Concept extraction configuration

Introduction

The models generated in a thesaurus project extract the occurrences of the taxonomy concepts from documents.

Use the Extraction tab of the Edit Concept panel to change the extraction settings for a concept. When the concept is created, the values of these settings are inherited from the corresponding project settings.

Toggle extraction

Use the Extraction toggle to turn concept extraction on and off.

Co-occurrence constraints

You can specify terms that must or must not co-occur with mentions of the concept to extract inside the extraction context.
For example, you may want the concept of chair to be extracted only if the term president is not also present in the same paragraph.
Under MANDATORY CONTEXT TERMS and FORBIDDEN CONTEXT TERMS you can put terms that, respectively, must be present or must not be present in the context for the extraction to take place.

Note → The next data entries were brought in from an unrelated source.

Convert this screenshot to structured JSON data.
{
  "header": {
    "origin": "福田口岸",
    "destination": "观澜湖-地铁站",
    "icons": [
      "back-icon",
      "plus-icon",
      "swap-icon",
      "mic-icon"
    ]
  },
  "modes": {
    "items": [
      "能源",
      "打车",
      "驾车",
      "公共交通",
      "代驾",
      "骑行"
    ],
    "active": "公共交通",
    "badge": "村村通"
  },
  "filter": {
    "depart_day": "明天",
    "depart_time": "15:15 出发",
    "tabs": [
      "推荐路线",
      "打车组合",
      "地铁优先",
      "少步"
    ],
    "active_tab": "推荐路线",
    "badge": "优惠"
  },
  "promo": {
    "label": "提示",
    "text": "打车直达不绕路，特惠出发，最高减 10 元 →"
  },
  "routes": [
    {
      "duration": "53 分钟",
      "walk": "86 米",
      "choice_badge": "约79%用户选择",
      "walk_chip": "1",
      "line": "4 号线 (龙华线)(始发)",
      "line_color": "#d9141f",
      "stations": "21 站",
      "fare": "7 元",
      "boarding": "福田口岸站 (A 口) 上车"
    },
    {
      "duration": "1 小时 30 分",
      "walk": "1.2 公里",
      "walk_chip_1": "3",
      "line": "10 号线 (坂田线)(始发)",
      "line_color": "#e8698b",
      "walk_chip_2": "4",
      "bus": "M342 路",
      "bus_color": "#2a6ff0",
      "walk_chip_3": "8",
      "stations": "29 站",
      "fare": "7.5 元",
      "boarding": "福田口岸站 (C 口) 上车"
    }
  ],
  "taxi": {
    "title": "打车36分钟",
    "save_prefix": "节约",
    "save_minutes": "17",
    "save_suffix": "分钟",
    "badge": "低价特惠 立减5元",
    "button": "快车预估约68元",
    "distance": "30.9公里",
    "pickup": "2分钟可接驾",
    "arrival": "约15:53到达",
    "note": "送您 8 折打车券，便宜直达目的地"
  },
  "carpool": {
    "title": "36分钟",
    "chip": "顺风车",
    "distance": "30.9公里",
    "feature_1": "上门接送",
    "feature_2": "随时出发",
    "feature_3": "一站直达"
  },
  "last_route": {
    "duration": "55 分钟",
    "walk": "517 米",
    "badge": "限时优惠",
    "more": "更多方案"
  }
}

  • To add a term, select the plus button below the column header, type the term and press Enter.
  • To edit a term, select it and change it.
  • To delete a term, hover over it and select the X icon .

Forbidden forms

In case of extraction with semantic or base form methods, the model extracts all the inflected forms of the concept labels.
If you want some forms to be ignored, add them to the FORBIDDEN FORMS column.

  • To add a form, select the plus button below the column header, type the form and press Enter.
  • To edit a term, select it and change it.
  • To delete a form, hover over it and select the X icon .